I was just wondering, with the nitrates so low if you had brought them down, or if they were naturally that low.

Good job!
 
I did nothing to lower them, I thought originally it may be my test kit so I took it to the LFS with same results, must be all the good advice on here
 
agreed, without this site I would not have known about the fishless cycle, the space requirements for saltwater fish, what to test for, where to start troubleshooting certain problems and tons of other good BASIC info that I had not seen before and certainly not as in depth, I would have been heading for what I now know would be a disaster, well wish me luck, the inverts should arrive tommorrow.
 
in a new tank with no fish there should be little too no nitrates.. I would not rush into adding inverts and toss in the shrimp for a few days to see what happens.
Nothing good happens fast in this hobby. Feeding a small amount of flake food IMO is not enough to trigger a cycle so go with the shrimp. Waiting a few more days so your sure IMO is the way to go.
Is it possible you had no cycle .. yes if the LR was cured
 
seaham, I added a piece of shrimp last night and still had 0's when tested this morning except for slight nitrate reading, also after feeding the tank little bits of flake with no reading, I started adding quite a bit of flake food last week, and that is when a bit of nitrates were reading. Would this not tell me that if there is enough bacteria to complete the cycle for flake food and half a small shrimp without registering ammonia, then there should be enough for inverts?
 
Go for it! Just don't increase feeding suddenly when you add the inverts.

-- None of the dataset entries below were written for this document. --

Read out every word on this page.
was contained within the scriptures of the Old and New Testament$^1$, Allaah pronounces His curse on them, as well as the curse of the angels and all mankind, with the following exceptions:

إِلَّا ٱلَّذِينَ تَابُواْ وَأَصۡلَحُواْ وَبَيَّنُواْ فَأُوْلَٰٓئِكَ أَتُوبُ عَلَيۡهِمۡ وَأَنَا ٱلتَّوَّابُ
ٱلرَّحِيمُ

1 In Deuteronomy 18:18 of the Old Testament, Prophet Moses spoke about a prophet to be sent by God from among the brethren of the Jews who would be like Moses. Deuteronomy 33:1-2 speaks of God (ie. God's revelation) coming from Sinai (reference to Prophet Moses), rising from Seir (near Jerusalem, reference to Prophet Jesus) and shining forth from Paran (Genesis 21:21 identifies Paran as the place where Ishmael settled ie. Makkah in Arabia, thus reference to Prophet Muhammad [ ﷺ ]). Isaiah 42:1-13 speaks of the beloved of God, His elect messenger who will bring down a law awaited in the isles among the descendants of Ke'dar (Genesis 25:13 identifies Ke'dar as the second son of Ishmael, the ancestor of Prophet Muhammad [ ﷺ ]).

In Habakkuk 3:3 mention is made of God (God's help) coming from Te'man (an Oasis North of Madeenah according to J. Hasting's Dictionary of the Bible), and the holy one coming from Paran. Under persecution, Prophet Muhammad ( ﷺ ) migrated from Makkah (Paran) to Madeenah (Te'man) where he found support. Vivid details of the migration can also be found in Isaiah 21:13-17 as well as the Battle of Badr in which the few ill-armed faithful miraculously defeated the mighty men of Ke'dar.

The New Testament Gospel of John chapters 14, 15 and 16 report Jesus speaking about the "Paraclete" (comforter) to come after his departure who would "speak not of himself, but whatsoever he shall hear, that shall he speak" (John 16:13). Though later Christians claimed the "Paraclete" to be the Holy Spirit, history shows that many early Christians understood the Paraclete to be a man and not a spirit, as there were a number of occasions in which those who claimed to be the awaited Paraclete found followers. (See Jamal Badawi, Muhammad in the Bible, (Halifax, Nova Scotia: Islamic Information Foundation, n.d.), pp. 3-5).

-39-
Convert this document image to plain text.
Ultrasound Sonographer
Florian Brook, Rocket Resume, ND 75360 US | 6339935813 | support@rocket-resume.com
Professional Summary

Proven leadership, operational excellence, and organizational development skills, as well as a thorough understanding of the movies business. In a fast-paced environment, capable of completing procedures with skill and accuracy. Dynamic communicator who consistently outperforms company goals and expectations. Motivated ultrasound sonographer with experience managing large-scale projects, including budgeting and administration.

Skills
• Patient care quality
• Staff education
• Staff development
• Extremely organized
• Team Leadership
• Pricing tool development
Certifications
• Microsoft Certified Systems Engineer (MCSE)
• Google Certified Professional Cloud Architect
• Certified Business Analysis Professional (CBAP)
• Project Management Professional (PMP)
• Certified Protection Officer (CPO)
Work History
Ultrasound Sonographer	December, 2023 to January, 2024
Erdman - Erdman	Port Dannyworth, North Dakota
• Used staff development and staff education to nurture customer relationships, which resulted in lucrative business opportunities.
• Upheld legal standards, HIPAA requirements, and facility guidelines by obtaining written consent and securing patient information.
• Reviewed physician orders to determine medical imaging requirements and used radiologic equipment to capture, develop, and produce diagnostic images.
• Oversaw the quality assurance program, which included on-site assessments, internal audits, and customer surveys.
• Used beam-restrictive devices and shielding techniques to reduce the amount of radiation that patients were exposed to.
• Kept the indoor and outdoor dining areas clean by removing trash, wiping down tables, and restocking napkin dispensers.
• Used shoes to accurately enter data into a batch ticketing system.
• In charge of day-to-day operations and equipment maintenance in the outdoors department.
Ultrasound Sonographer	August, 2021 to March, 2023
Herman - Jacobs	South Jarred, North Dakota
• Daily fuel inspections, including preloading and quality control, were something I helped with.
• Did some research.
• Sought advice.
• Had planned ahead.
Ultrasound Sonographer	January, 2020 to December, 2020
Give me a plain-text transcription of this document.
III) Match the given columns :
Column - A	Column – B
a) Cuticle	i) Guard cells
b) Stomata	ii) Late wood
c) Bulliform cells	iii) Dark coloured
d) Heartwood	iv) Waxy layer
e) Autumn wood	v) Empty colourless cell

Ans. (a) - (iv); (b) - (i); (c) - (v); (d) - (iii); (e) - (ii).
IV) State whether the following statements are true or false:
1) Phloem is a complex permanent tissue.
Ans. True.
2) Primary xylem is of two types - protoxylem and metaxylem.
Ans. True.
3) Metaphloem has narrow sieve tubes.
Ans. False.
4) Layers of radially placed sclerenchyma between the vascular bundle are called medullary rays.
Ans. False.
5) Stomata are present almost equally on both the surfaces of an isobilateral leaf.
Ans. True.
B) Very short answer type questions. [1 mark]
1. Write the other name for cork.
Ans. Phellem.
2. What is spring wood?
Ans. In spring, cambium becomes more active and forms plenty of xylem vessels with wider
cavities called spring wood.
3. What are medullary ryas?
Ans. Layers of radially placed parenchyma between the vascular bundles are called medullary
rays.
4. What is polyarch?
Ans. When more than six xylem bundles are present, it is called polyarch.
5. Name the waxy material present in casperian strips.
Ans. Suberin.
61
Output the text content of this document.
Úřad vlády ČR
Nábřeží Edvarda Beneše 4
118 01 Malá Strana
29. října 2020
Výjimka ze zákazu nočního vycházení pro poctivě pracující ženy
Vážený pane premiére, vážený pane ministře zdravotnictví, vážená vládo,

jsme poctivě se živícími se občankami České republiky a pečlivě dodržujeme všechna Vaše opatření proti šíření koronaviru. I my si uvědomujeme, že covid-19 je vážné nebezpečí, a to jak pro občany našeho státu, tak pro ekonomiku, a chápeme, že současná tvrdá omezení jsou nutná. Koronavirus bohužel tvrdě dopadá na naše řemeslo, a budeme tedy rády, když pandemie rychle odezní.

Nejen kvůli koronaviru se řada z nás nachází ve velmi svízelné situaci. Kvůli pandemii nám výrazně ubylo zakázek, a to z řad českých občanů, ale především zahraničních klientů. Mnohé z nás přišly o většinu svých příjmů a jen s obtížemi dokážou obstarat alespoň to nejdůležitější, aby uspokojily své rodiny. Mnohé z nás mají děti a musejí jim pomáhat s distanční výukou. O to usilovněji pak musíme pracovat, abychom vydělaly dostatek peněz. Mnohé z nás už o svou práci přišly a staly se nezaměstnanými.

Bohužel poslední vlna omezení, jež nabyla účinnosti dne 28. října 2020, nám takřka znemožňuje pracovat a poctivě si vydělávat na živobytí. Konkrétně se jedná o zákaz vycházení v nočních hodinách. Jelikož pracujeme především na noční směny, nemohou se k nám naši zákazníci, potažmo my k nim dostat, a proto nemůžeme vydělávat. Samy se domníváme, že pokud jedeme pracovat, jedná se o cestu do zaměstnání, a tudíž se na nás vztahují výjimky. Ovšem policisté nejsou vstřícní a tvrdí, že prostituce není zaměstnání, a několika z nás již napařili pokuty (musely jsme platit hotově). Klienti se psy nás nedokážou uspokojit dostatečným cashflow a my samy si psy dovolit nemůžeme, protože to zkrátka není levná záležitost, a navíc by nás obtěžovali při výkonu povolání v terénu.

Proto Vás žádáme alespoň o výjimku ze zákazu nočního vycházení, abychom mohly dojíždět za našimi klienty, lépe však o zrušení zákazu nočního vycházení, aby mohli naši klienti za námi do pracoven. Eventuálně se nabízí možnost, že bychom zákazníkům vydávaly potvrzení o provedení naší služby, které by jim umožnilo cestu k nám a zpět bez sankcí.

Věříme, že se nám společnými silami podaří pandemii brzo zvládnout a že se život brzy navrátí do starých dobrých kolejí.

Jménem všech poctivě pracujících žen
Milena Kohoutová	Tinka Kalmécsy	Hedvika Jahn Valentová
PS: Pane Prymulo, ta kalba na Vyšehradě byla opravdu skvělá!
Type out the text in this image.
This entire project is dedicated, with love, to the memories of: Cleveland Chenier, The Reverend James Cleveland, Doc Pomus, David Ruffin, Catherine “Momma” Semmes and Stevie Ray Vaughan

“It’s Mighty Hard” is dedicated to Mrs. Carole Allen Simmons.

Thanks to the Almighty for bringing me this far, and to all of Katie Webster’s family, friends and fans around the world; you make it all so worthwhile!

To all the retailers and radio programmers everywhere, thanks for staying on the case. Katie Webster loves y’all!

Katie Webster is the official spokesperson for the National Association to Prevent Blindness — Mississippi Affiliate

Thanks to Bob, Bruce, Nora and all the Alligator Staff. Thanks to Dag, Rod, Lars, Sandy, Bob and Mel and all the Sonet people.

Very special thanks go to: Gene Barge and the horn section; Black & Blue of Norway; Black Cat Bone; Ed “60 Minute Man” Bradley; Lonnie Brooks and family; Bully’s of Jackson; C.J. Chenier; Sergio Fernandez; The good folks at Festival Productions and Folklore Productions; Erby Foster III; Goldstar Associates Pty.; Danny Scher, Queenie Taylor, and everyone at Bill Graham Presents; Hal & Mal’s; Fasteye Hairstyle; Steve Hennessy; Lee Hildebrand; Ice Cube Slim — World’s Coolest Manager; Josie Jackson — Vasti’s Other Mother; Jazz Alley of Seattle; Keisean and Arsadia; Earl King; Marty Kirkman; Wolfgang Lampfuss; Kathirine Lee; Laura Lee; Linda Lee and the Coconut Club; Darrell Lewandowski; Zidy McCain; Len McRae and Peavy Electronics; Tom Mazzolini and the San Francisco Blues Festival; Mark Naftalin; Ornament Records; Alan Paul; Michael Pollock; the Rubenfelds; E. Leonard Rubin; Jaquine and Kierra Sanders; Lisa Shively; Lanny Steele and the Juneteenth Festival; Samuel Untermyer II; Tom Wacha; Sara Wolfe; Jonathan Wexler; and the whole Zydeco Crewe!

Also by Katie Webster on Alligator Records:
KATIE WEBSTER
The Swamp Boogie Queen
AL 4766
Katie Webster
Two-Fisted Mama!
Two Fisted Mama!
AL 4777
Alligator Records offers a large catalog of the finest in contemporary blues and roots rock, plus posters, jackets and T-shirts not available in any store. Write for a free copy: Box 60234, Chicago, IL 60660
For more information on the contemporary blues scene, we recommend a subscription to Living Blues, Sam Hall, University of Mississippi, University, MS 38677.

Nothing wrong with a gradual cycle. You start out with healthy live rock, and you're halfway done with your cycle to start with. The fact that nitrates are presesnt is evidence that a cycle has occured. Flake food is just as good an ammonia source as the shrimp. It provides a more gentle cycle by adding a small amount of ammonia every day instead of front-loading it. The shrimp method stops delivering ammonia after awhile, so despite the hard cycle, by the end you may starve some of your freshly bred bacteria. Feeding flake on a regular basis maintains the bacteria population you built up at a steady level.